Remember the time when Nepali cinema had come under the thrall of the brief
success of Chapali Height, and a slew of movies like ATM were set
to assault us with their tacky aesthetics? Pradhan was worried that without the
careful and graceful work of a director of photography like Karki, the work
would come out vulgar. But she was happy with how the scene came out.
'I need to know
all the details about the character and her back story. It helps me, but it can
be irritating to others,' Pradhan says. She repeatedly quizzed Lama, the
director of Zhigrana, about her character, her motivations, the choices
she makes at any given time. At times, the director and others in the production
team were annoyed at her insistence, but it helped her, it helped the movie.
That is the sort of person Pradhan comes across as - exhaustively inquisitive,
explosively full of energy, insisting upon a disarming sincerity towards her
work. When she committed to the stage, she did it with a single-minded
devotion, playing in as many stage productions as she could get her hands on,
honing her craft so late in her performing career - but so early in her life.
Everybody speaks well of her, everybody appreciates her work.

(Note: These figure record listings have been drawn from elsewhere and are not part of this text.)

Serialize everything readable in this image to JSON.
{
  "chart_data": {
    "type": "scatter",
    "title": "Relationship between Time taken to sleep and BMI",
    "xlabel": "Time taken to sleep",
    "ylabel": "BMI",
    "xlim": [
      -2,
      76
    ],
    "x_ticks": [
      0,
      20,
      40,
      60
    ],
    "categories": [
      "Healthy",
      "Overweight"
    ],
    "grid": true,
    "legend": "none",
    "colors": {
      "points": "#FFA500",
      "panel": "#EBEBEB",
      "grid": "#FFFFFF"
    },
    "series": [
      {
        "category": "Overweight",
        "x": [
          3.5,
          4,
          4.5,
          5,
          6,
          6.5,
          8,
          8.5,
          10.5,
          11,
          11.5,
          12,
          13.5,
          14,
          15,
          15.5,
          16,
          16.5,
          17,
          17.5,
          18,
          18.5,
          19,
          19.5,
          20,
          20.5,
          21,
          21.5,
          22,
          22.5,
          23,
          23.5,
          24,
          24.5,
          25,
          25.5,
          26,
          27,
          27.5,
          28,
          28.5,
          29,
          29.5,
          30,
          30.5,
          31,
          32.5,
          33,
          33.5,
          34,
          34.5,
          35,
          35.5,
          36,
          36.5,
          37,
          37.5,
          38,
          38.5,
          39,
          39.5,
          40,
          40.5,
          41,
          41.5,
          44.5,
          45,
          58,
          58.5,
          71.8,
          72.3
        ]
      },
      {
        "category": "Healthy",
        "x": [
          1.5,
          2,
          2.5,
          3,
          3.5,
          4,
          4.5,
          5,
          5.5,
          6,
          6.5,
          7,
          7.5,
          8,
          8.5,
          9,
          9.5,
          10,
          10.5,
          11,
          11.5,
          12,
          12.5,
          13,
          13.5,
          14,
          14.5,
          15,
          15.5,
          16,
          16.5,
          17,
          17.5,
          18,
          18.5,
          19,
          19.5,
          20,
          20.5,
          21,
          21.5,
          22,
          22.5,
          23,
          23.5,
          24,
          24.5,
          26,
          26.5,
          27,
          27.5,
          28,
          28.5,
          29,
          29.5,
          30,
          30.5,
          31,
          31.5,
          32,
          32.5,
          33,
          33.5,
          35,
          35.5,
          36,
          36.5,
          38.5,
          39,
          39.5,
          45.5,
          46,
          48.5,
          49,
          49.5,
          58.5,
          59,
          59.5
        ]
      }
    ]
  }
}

That is no mean
achievement in an industry where nobody is a permanent friend or a permanent
foe.
Her affability
has created some interesting opportunities for her. After he finished shooting Talakjung
vs Tulke, director Nischal Basnet wanted to inject additional magic into
his movie, repeating a formula that had worked well for him in Loot - an
item song with a pretty ditty and a beautiful woman. Menuka Pradhan had
hesitation first: she wasn't sure if she had it in her to do an item dance. But
she auditioned anyway, dancing to a song from the movie Dhoom 3. When
Basnet assured her that the song would be a tribute to the history of Nepali
cinema, full of praise for the giants who have passed before. The song became a
viral hit, and Pradhan danced beautifully in it.
Menuka Pradhan
has high hopes from Resham Fililli - produced by a long time co-actor
Vinay Shrestha, and written and directed by the talented Pranab Joshi, who has
proved himelf over and over again in the music video scene. Pradhan plays
Sunita, a peripheral character, if the narrative thrust of the movie revolves
around Shrestha and Kameshwor Chaurasiya. But, the trend will change, she says.
'Earlier, only men had access to the wider world, to the experiences that come
out of living in the world outside the home. But now more and more women are
seeing the world outside their homes. They have more and more interesting
experiences - and stories need interesting characters with interesting
experiences,' she says. As more young women have a wider range of worldly
experiences, more such voices will find a place in literature and in cinema. Of
course, until then, young women will have to keep confounding the expectations
of the men who form the establishment everywhere - including the world of
Nepali cinema.
Menuka Pradhan,
whose maternal grandfather was a Hindu priest, and whose mother eloped to marry
a Nepali Newar in the Indian Army, was born in her great aunt's home. In the
days after her birth, the infant threw her feet and arms around a lot,
prompting her great aunt to remark that she would grow up to become a dancer.
Thence the name - Menuka, a celestial nymph, whose beauty would derail many a
great fate across many a myth from South Asia of the Puranic times. It is no
surprise then that the slow gyration of destiny has brought Menuka Pradhan to
our hearts, to remain there and intrigue us with her talented performances.
This is but the beginning of a shining and accomplished career, one hopes.